Wirtschaft zerrissen: Soll die AfD aus der Isolation geholt werden?
Karl-Friedrich WielochWirtschaft zerrissen: Soll die AfD aus der Isolation geholt werden?
In der deutschen Wirtschaftswelt zeichnet sich eine wachsende Spaltung über den demokratischen Schutzwall gegen die rechtsextreme AfD ab. Während einige Unternehmer die politische Ausgrenzung beenden wollen, bestehen große Wirtschaftsverbände auf Distanz. Die Debatte offenbart tiefe Gräben in Fragen von Demokratie, Extremismus und wirtschaftlichen Risiken.
Kritik am Schutzwall kommt von mehreren prominenten Persönlichkeiten. Die Unternehmerin Sarna Rößer bezeichnete die Ausgrenzung als Arroganz der etablierten Parteien. Wolfgang Grupp, Geschäftsführer des Bekleidungsherstellers Trigema, argumentierte, der Ausschluss der AfD widerspreche demokratischen Grundsätzen – obwohl er persönlich Migration befürworte.
Caspar Brockhaus, Chef der Brockhaus-Gruppe, behauptete, die Politik lähme die politische Handlungsfähigkeit und schade der Wirtschaft. Rainer Dulger, Präsident der Arbeitgeberverbände BDA, warnte hingegen, extremistische Parteien gefährdeten die wirtschaftliche Stabilität Deutschlands direkt.
Der Außenhandelsverband BGA positionierte sich anders.
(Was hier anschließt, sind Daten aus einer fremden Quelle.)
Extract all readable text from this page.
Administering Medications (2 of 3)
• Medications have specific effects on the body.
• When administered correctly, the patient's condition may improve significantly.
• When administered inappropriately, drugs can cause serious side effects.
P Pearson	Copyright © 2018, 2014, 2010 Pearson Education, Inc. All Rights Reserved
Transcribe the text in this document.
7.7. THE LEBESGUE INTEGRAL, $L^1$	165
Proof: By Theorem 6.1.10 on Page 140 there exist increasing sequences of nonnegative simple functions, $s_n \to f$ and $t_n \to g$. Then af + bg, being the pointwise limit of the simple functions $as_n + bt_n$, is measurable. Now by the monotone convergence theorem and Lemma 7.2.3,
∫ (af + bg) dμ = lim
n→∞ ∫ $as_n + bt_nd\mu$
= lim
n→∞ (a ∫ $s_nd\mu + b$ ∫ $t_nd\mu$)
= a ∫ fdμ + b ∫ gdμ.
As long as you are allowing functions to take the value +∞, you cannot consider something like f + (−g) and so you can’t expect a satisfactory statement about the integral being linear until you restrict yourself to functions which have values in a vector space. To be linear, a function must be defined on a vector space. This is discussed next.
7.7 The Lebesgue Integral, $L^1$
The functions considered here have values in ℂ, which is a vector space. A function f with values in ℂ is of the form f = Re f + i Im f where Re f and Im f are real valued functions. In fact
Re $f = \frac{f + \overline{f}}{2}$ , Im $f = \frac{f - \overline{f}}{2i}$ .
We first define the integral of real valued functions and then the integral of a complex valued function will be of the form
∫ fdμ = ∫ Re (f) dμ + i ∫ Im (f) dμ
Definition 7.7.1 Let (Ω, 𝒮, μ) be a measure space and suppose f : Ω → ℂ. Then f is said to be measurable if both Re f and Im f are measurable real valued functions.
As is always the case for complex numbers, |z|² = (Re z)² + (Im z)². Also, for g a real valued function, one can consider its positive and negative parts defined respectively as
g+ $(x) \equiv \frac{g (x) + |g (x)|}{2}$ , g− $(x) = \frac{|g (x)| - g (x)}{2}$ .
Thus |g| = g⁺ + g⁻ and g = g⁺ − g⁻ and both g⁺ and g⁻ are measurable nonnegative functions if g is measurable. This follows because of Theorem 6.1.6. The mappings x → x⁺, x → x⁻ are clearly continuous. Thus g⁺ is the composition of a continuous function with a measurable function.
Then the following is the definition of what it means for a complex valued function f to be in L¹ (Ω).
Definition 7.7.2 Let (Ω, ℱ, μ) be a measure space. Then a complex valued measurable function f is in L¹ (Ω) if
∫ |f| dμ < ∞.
Sein Präsident Dirk Jandura betonte, die AfD müsse sich zunächst klar von Extremismus distanzieren, bevor ein Dialog möglich sei. Franz-Olaf Kallerhoff, Präsident des Markenverbands, mahnte, eine Zusammenarbeit mit der Partei berge das Risiko, die soziale Marktwirtschaft zu untergraben.
Trotz der unterschiedlichen Meinungen bekräftigten die meisten großen Wirtschaftsverbände ihre Haltung, die AfD weiterhin auf Distanz zu halten. Der Streit spiegelt die grundsätzlichen Spannungen wider, wie demokratische Normen mit wirtschaftlichen Interessen in Einklang zu bringen sind. Während einige Wirtschaftsführer für einen Dialog plädieren, halten andere die extremistischen Verstrickungen der AfD für unvereinbar mit einer Zusammenarbeit. Das Ergebnis dieser Auseinandersetzung könnte die politische und wirtschaftliche Zukunft Deutschlands in den kommenden Jahren prägen.